Ming Yang Smart Energy Group Limited ("Ming Yang", 明阳风电) is a Chinese energy provider that produces and installs wind, solar, storage, and hydrogen infrastructure. In 2023, it ranked as the fifth largest wind turbine manufacturer globally and the second largest in offshore wind power installations. The company was listed on the New York Stock Exchange from October 1, 2010, to June 22, 2016, and has been listed on the Shanghai Stock Exchange since January 2019 and on the London Stock Exchange since July 2022, In 2024, it developed the world's largest offshore wind turbine with a capacity of 20 MW. In 2026, the company was banned in the United Kingdom over national security concerns.

==History==

The company was established on 2 June 2006 as Guangdong Mingyang Wind Power Technology Company Limited and started wind turbine production in 2007, with a prototype of 1.5 MW designed by Aerodyn.

In 2010, Ming Yang started production of SCDs (Super Compact Drives), a two blade turbine by Aerodyn of 2.75 MW and 3.0 MW. In 2013, the new offshore SCD 6.5 MW wind turbine was presented. The first was connected to the grid in 2015.
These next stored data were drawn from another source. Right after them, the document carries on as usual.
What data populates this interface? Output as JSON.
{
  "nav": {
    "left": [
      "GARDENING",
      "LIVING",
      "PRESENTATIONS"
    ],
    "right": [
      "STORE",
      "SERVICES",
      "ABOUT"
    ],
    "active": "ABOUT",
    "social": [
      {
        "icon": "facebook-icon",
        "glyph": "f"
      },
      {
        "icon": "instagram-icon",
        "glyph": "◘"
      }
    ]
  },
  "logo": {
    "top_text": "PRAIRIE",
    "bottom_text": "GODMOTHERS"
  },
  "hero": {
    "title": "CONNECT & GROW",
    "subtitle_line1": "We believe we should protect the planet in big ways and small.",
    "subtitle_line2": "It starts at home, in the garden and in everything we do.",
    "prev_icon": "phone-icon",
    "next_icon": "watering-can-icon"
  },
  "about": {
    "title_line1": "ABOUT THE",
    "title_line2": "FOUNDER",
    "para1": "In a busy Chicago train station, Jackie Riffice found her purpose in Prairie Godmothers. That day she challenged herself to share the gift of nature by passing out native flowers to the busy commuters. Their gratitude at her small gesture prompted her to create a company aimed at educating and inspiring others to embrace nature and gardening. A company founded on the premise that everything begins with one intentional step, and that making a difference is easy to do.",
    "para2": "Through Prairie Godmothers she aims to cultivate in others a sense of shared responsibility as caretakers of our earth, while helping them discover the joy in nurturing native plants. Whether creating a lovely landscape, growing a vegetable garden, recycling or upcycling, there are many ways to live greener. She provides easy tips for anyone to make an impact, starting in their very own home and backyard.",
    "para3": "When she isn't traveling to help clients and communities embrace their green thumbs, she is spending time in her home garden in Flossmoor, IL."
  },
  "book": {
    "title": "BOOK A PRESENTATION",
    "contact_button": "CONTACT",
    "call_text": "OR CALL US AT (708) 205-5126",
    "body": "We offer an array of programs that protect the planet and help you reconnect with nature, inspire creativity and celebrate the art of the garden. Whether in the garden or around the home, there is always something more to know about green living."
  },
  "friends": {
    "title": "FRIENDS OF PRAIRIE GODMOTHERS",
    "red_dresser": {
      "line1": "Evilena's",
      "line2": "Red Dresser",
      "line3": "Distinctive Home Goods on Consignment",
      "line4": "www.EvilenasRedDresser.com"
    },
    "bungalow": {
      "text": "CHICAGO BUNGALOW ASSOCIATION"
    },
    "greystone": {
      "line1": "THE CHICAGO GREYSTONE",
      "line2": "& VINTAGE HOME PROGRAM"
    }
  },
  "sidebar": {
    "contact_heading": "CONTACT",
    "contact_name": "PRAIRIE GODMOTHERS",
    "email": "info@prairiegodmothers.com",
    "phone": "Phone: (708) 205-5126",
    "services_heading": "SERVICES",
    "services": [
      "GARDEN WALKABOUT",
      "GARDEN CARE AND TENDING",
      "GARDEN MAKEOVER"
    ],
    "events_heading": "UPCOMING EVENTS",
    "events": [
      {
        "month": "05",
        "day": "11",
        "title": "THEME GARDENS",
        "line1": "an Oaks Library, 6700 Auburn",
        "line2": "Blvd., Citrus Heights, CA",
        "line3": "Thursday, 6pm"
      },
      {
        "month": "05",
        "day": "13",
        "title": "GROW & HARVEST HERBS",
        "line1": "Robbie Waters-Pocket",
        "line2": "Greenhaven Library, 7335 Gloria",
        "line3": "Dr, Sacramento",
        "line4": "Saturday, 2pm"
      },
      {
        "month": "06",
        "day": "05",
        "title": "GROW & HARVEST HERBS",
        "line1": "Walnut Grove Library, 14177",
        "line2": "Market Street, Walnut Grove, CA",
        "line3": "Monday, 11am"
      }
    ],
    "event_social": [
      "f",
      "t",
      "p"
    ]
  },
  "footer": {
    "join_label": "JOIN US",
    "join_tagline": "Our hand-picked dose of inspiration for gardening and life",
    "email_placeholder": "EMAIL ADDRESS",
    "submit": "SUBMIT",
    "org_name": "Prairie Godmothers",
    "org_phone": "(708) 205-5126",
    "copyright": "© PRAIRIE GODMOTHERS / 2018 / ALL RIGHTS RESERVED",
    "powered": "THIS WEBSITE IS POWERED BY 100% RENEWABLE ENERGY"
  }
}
In 2011, Ming Yang ranked among the top 4 wind turbine suppliers in China and top 10 worldwide.

In 2013, Mingyang won a bid for 87 MW (29 * 3 MW) two-bladed offshore wind turbines near Zhuhai.

In 2022, MingYang received orders for 1 GW of three-bladed 11 MW hybrid-drive wind turbines for Chinese offshore by 2023. In March 2024, the UK government banned Ming Yang throughout the country, citing national security concerns.

==Products==

In August 2021, Mingyang announced the MySE 16.0-242 offshore wind turbine. At that time, it was the largest offshore wind turbine under development, surpassing the previous largest Haliade-X design by GE Wind Energy.

As of 2022, the company produced the world's largest wind turbine, which is 794 ft (242 meters) tall and has a capacity of 16 MW.

In January 2023, Mingyang announced the MySE 18.X-28X with 140-meter-long blades and a total capacity of 18 MW.